Mais de três dezenas de médicos especialistas de Ginecologia e Obstetrícia (GO) manifestaram, esta quinta-feira, a sua solidariedade para com os mais de 400 médicos internos que comunicaram, recentemente, a sua indisponibilidade para realizar mais de 150 horas extraordinárias.
Numa carta, dirigida ao Presidente da República, ao primeiro-ministro e à ministra da Saúde, os especialistas reiteram “todas as dificuldades e preocupações expressas no documento” dos colegas mais novos, a quem declaram apoio total na sua luta.
Neste documento de cinco páginas, os profissionais de GO do Serviço nacional de Saúde (SNS) sublinham o deteriorar das condições de trabalho a que estão sujeitos nas unidades de saúde onde cumprem funções, exemplificando, com a “falta de investimento na manutenção e reabilitação das instalações e a deficitária atualização de equipamentos e meios tecnológicos”.
Condições que contribuíram, ao longo dos anos, para a degradação dos serviços do SNS, refletindo-se a situação “na capacidade de resposta dos Serviços de Urgência (SU) de GO”.
Para estes médicos, a “redução de profissionais contratados e integrados em carreira hospitalar e o recurso a “tarefeiros” por contratos de prestação de serviço externo é responsável pela debilidade da capacidade de resposta dos serviços, com reflexo na dificuldade de preenchimento de escalas no SU”.
A questão da formação é um outro problema que regista um alerta, com estes profissionais a lembrarem que “um médico no internato deverá apenas alocar 12 horas da sua atividade na assistência ao SU, sob pena de prejudicar a sua formação, que pode não lhe ser reconhecida pela Ordem dos Médicos”.
“No SNS, estamos a trabalhar há muitos anos “no limite” e em condições que nem sempre são as desejadas para os utentes e os profissionais que tentam ultrapassar as dificuldades, reinventar soluções para superar as falhas e carências com que se deparam frequentemente”, lê-se na carta aberta a que a Renascença teve acesso.
Por outro lado, lembram aos governantes que os profissionais sempre deram provas da sua dedicação e empenho, “arregaçando as mangas”, sendo a inesperada situação de pandemia um exemplo desse contributo.

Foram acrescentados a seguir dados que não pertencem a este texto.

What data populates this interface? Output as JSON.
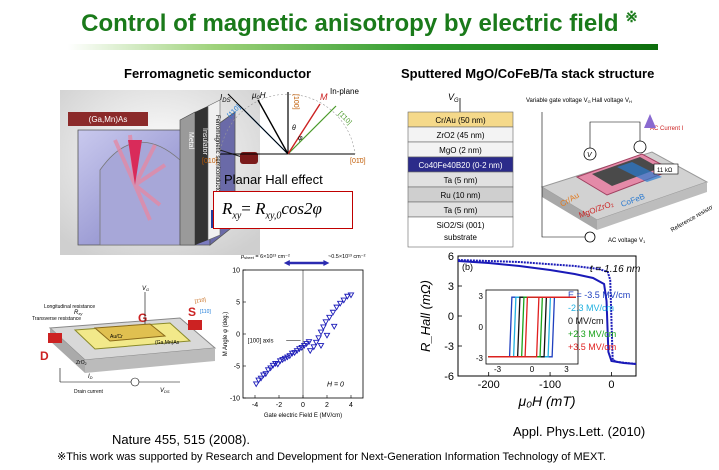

A “falta de reconhecimento pelos órgãos da administração do SNS”, traduz-se no “desinvestimento acentuado”, nomeadamente no que toca à progressão das carreiras, a não abertura de concursos, bem como a uma tabela salarial “que não é digna, nem justa”.
São condições que se refletem “no esvaziamento do SNS, por opção do exercício da medicina em instituições privadas que oferecem melhores salários, melhores condições de trabalho e contratos mais rápidos”, sintetizam os especialistas.
Tudo agravado pelo “gradual envelhecimento dos especialistas do SNS, a maioria com mais de 50 anos e muitos já próximos da idade da reforma”.
O documento constata ainda que, de momento, “as urgências de GO do país são mantidas pelo “espirito de missão e equipa” destes profissionais que podem por direito legal deixar de as assegurar a qualquer momento”, é sublinhado.
Apesar de tudo, os médicos acreditam que “ainda estamos a tempo para inverter esta tendência para a total degradação e desgoverno, se for intenção genuína da tutela investir no SNS e nos seus profissionais”.
Para que tal seja possível, os signatários consideram “imprescindível”, implementar “uma tabela salarial justa e digna” do esforço que é feito.
Por outro lado, pretendem trabalhar 40 horas por semana, como qualquer trabalhador e “não estar dependentes de horas extraordinárias”. A progressão nas carreiras e a valorização pela qualidade e não pelo número de tarefas realizadas, são outras exigências expostas.
Um horário laboral com tempos para atividade não assistencial, contratos atempados e atrativos, equipas médicas em número e diferenciação aceitáveis, apoio legal e ainda um maior diálogo com os profissionais, são outras questões que cabem na lista das reivindicações.
“Desejamos um SNS forte e com perspetiva de continuidade nas gerações futuras, que possa servir universalmente e condignamente os nossos pacientes”, são os votos formulados pelos 36 especialistas de GO que assinam esta carta.